The author suggests that Tom Clarke was the ‘spider in the web’, the prime mover behind 1916.

The most harrowing passages in the book concern the long years Clarke spent in solitary confinement in English prisons. Belief in himself and his cause, and his ingenious ways of communicating with his fellow prisoners, enabled him to retain his sanity through 16 years of incarceration, while lesser men, like the unfortunate he encountered in a cell eating ground glass, succumbed to madness.

The English prison regime emphasised deprivation: Clarke was denied nourishment, company, intellectual stimulation, even cutlery. His suffering hardened his political convictions. He entered prison – and left it – a determined xenophobic militarist.

Dudley Edwards goes off on many interesting tangents. She has much to say about Patrick Pearse’s father, an English freethinker and master stonemason who built a thriving business based on Church commissions. The reader marvels at the love and affection which sustained the Connolly family through many travails.
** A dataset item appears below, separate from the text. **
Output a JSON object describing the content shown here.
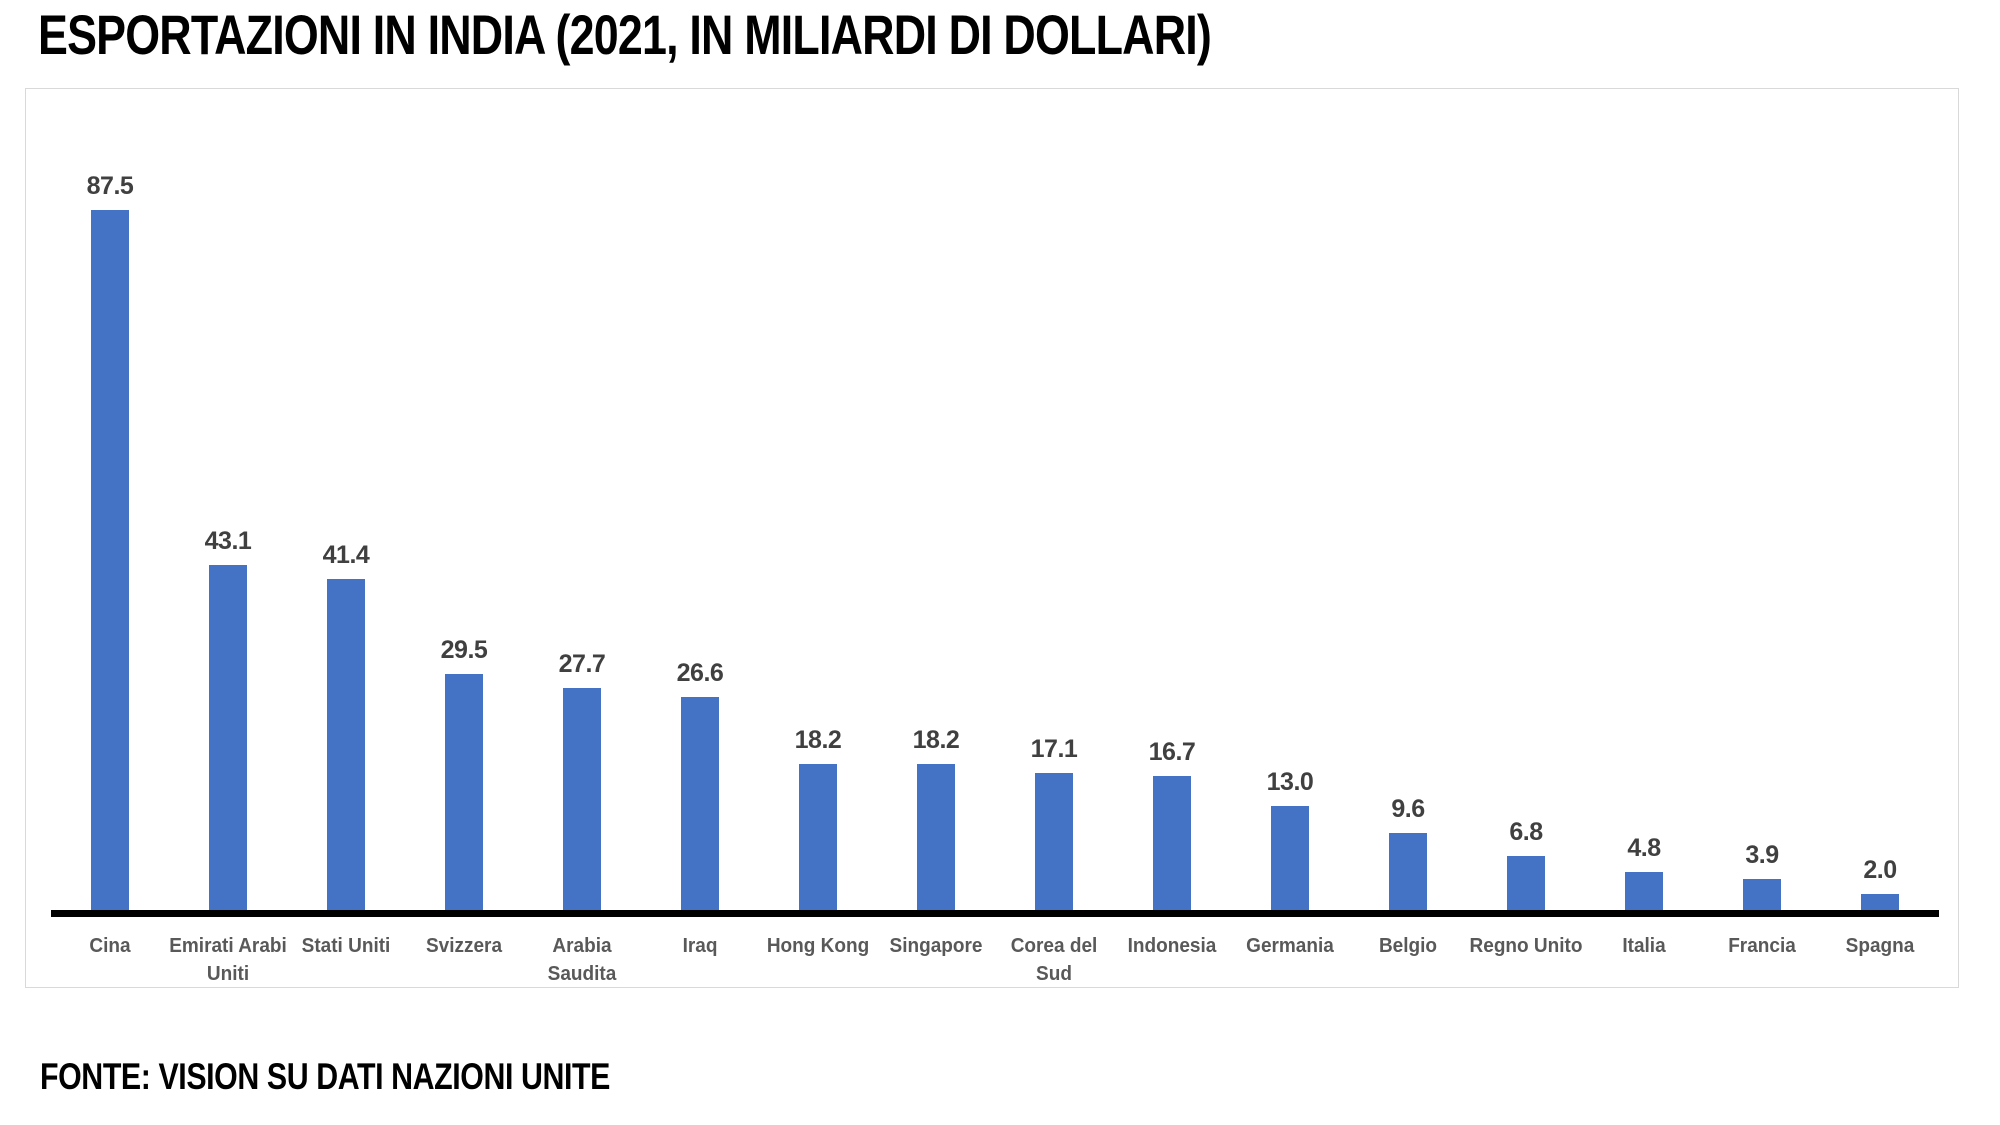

The book offers a strong sense of life in Ireland in the early years of the 20th Century. It was a conservative, stratified society full of what Dudley Edwards calls “bored, frustrated young people”, many of whom were turning to the Gaelic League for stimulation and a social outlet and reposing their hopes for the future in nationalism.
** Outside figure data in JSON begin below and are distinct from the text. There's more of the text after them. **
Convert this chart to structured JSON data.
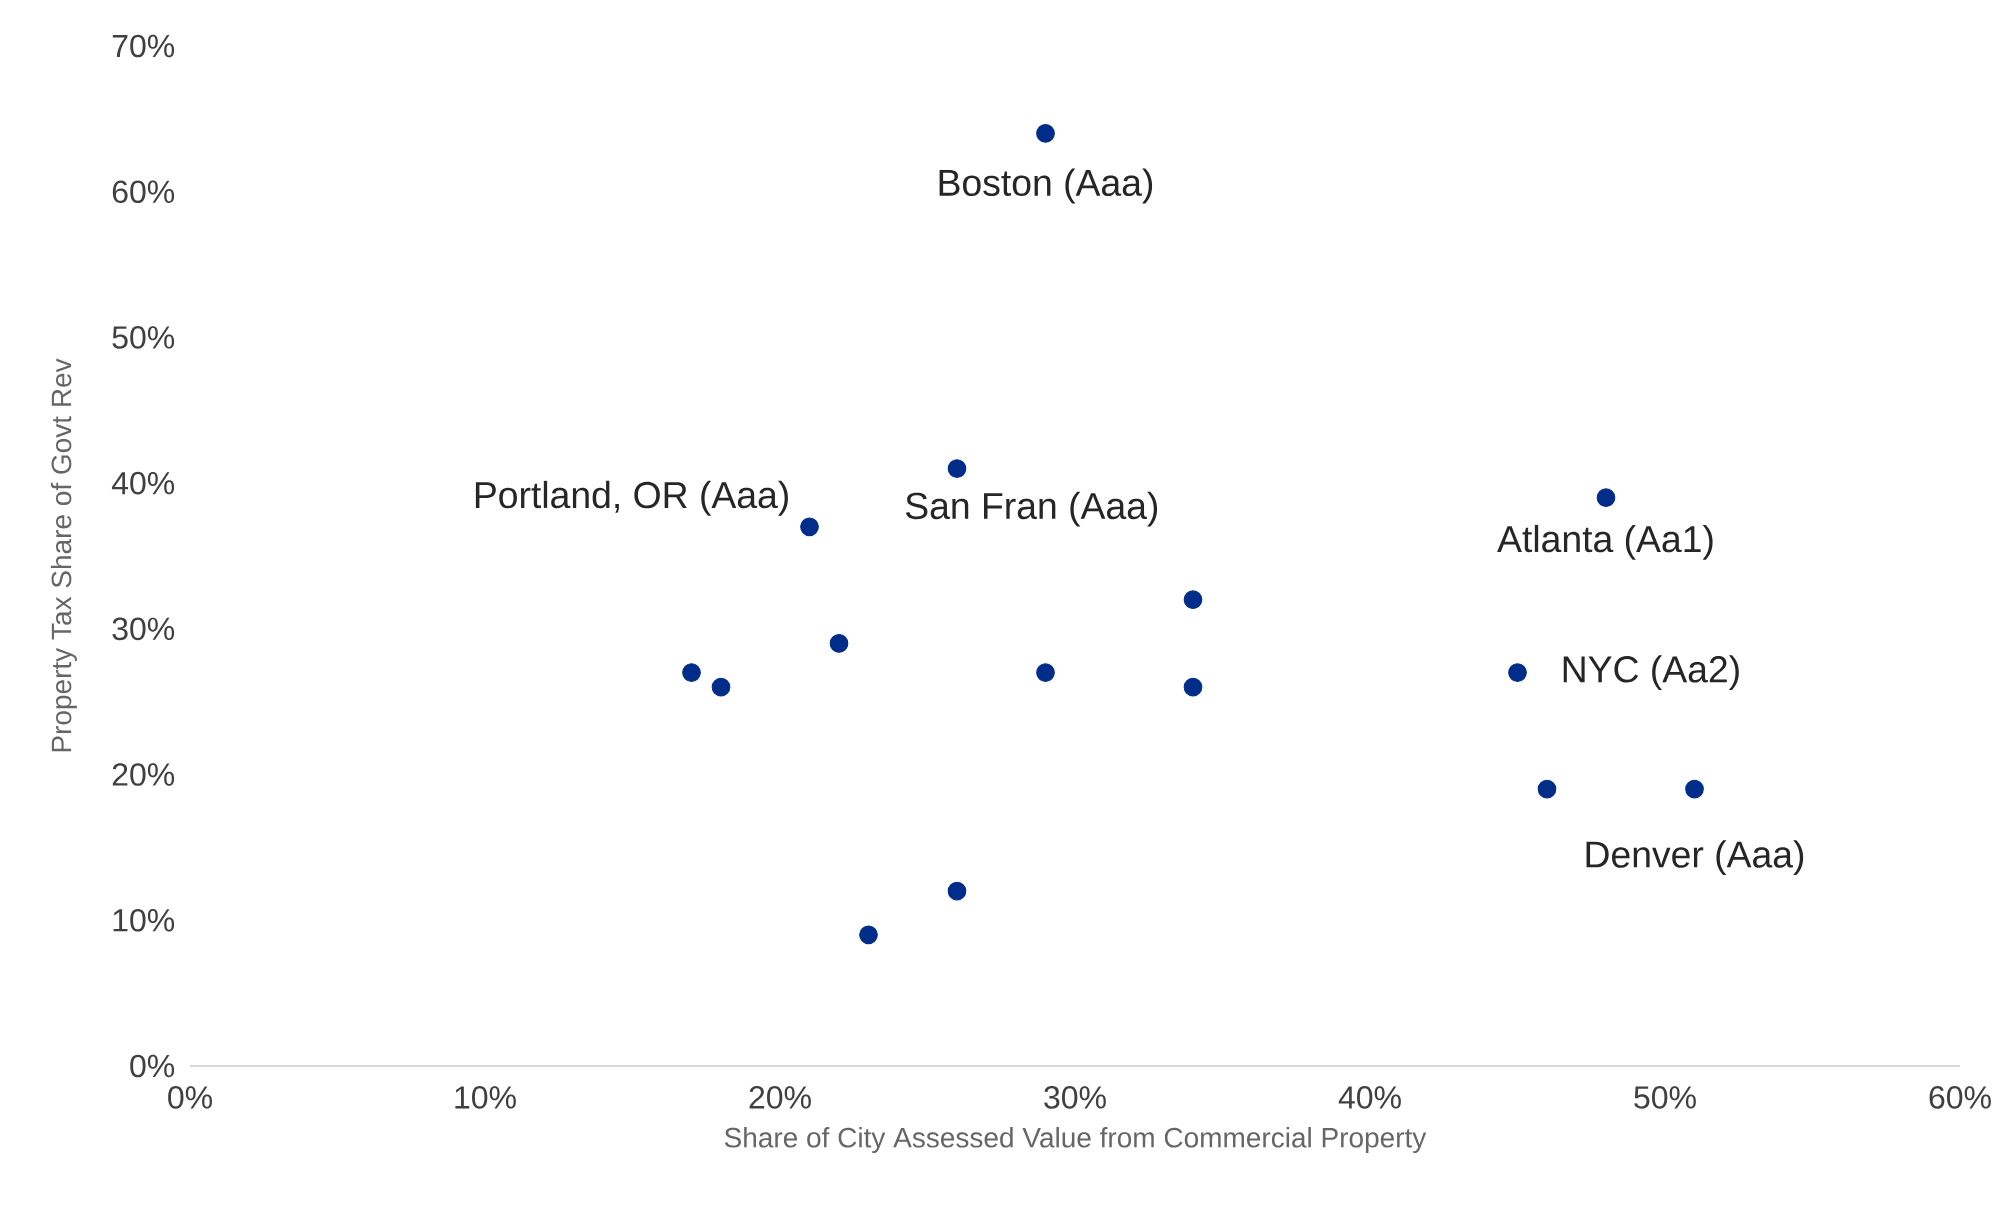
{
  "chart_data": {
    "type": "scatter",
    "xlabel": "Share of City Assessed Value from Commercial Property",
    "ylabel": "Property Tax Share of Govt Rev",
    "series": [
      {
        "color": "#002d8a",
        "x": [
          29,
          26,
          21,
          34,
          48,
          17,
          18,
          22,
          29,
          34,
          45,
          46,
          51,
          26,
          23
        ],
        "values": [
          64,
          41,
          37,
          32,
          39,
          27,
          26,
          29,
          27,
          26,
          27,
          19,
          19,
          12,
          9
        ]
      }
    ],
    "grid": false,
    "xlim": [
      0,
      60
    ],
    "xticks": [
      {
        "value": 0,
        "label": "0%"
      },
      {
        "value": 10,
        "label": "10%"
      },
      {
        "value": 20,
        "label": "20%"
      },
      {
        "value": 30,
        "label": "30%"
      },
      {
        "value": 40,
        "label": "40%"
      },
      {
        "value": 50,
        "label": "50%"
      },
      {
        "value": 60,
        "label": "60%"
      }
    ],
    "ylim": [
      0,
      70
    ],
    "yticks": [
      {
        "value": 0,
        "label": "0%"
      },
      {
        "value": 10,
        "label": "10%"
      },
      {
        "value": 20,
        "label": "20%"
      },
      {
        "value": 30,
        "label": "30%"
      },
      {
        "value": 40,
        "label": "40%"
      },
      {
        "value": 50,
        "label": "50%"
      },
      {
        "value": 60,
        "label": "60%"
      },
      {
        "value": 70,
        "label": "70%"
      }
    ],
    "annotations": [
      {
        "text": "Boston (Aaa)",
        "x": 29,
        "y": 64
      },
      {
        "text": "Portland, OR (Aaa)",
        "x": 21,
        "y": 37
      },
      {
        "text": "San Fran (Aaa)",
        "x": 26,
        "y": 41
      },
      {
        "text": "Atlanta (Aa1)",
        "x": 48,
        "y": 39
      },
      {
        "text": "NYC (Aa2)",
        "x": 45,
        "y": 27
      },
      {
        "text": "Denver (Aaa)",
        "x": 51,
        "y": 19
      }
    ]
  }
}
The author argues that the British decision to execute the seven after the Rising represented a compromise. Leniency would have offended public opinion in Britain, while blanket repression and mass executions would have faced stern opposition in the House of Commons.

The effect of this middle course was to create martyrs, whose lives and deeds would inspire others to continue the fight.

The Rising had pernicious consequences. It embedded violence in Irish politics and would later encourage violent minorities to attempt to impose their will.

Consequence

Strangely, Dudley Edwards pays scant attention to the change in nationalist military thinking which was arguably the most important consequence of the Rising.

When fighting began again the Irish side would abandon static warfare in favour of the guerrilla tactics which forced Britain to the negotiating table, a matter of years after her soldiers had crushed the short-lived rebellion.